- Church: Episcopal Church
- See: Western Michigan
- Elected: November 1959
- In office: 1960–1984
- Predecessor: Dudley B. McNeil
- Successor: Howard Meeks
- Previous posts: Rector, Christ Church, Joliet, Illinois

Orders
- Ordination: October 5, 1942 by Stephen Keeler
- Consecration: February 24, 1960 by Arthur C. Lichtenberger

Personal details
- Born: July 23, 1917 Janesville, Wisconsin, United States
- Died: January 5, 2004 (aged 86) Menlo Park, California, United States
- Buried: Former Cathedral Church of Christ the King
- Denomination: Anglican
- Parents: Floyd William Bennison & Cleo Leona Wilson
- Spouse: Marjorie Elizabeth Haglun ​ ​(m. 1942)​
- Children: 3

= Charles E. Bennison Sr. =

American Episcopal priest

Charles Ellsworth Bennison Sr. (July 23, 1917 – January 5, 2004) was the fifth bishop of the Episcopal Diocese of Western Michigan. He was the father of Charles E. Bennison Jr., former bishop of the Episcopal Diocese of Pennsylvania.

==Biography==
He was born in Janesville, Wisconsin in 1917 and went to college at Lawrence College and the University of Minnesota. He was ordained deacon in March 1942 by Bishop Frank McElwain, and priest in October 1942 by Bishop Stephen Keeler in the Diocese of Minnesota, having attended Seabury-Western Theological Seminary; after serving in several parishes in the diocese and in the Episcopal Diocese of Eau Claire, he was called as rector of Christ Church, Joliet, Illinois, where he was serving when elected as bishop of Western Michigan. At his consecration in 1960 he was the youngest bishop in the Episcopal Church.

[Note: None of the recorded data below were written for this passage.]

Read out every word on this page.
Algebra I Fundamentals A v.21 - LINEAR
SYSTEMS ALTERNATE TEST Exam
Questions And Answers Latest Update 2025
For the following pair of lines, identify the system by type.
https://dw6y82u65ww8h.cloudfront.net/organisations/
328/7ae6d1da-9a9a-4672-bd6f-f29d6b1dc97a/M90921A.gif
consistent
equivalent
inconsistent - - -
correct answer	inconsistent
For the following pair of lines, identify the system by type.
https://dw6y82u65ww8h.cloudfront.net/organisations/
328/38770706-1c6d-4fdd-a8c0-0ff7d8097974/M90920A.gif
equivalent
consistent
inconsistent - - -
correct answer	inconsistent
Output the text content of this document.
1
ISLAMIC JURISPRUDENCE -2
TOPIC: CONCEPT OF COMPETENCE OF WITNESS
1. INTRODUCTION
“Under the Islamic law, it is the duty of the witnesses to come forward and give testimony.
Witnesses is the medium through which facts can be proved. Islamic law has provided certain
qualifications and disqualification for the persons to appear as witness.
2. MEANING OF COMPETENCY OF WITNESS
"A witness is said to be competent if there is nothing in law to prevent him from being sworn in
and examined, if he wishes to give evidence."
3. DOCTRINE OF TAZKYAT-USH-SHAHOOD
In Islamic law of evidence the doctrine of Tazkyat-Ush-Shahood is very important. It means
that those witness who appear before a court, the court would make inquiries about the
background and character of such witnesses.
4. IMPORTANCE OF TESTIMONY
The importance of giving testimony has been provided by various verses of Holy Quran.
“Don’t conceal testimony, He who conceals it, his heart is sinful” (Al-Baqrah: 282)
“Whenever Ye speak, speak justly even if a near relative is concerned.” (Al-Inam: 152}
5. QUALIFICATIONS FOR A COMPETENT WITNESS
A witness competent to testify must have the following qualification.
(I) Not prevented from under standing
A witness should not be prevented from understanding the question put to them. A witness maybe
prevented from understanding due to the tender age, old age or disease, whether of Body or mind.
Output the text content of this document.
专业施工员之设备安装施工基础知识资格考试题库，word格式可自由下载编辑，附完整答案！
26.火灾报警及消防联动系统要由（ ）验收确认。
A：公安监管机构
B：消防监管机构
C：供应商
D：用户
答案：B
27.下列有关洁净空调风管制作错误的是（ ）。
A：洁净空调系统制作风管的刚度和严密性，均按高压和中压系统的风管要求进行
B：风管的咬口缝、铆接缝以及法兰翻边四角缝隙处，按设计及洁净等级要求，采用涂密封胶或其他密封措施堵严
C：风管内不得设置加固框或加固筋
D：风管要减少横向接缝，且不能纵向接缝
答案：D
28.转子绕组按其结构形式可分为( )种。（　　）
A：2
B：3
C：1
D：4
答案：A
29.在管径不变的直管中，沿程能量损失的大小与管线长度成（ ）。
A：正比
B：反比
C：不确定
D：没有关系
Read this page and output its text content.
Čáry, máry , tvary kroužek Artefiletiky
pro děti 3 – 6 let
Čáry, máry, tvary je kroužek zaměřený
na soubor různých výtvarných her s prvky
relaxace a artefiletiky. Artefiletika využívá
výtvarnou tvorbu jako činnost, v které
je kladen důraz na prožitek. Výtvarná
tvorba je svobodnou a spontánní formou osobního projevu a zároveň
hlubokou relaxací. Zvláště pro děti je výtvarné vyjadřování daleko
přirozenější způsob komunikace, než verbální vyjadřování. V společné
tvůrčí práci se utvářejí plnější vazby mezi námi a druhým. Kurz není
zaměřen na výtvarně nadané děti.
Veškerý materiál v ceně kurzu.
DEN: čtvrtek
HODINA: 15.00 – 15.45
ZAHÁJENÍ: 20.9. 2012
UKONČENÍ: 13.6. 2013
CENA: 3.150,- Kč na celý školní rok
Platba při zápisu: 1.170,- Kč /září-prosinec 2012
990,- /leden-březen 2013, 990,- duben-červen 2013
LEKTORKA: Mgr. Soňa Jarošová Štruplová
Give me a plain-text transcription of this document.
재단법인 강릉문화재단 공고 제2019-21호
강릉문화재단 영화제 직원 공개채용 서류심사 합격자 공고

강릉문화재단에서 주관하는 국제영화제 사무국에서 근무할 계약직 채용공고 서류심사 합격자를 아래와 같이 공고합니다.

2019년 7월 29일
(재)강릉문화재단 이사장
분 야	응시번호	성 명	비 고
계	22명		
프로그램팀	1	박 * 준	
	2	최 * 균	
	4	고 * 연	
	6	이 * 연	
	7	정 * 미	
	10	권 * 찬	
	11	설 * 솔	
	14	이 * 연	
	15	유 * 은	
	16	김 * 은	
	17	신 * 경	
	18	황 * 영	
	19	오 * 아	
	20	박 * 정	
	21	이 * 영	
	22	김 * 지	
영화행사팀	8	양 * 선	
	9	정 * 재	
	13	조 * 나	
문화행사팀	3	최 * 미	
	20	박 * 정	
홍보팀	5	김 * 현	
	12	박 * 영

His tenure as bishop was marked by the construction of many new churches and facilities, including the Cathedral Church of Christ the King in Portage, Michigan. He retired on December 1, 1984, and served as assisting bishop in the dioceses of Los Angeles and California. Towards the end of his life he and his wife lived in Menlo Park, California, where he died January 5, 2004, of Alzheimer's disease.

His son John was also an Episcopal priest.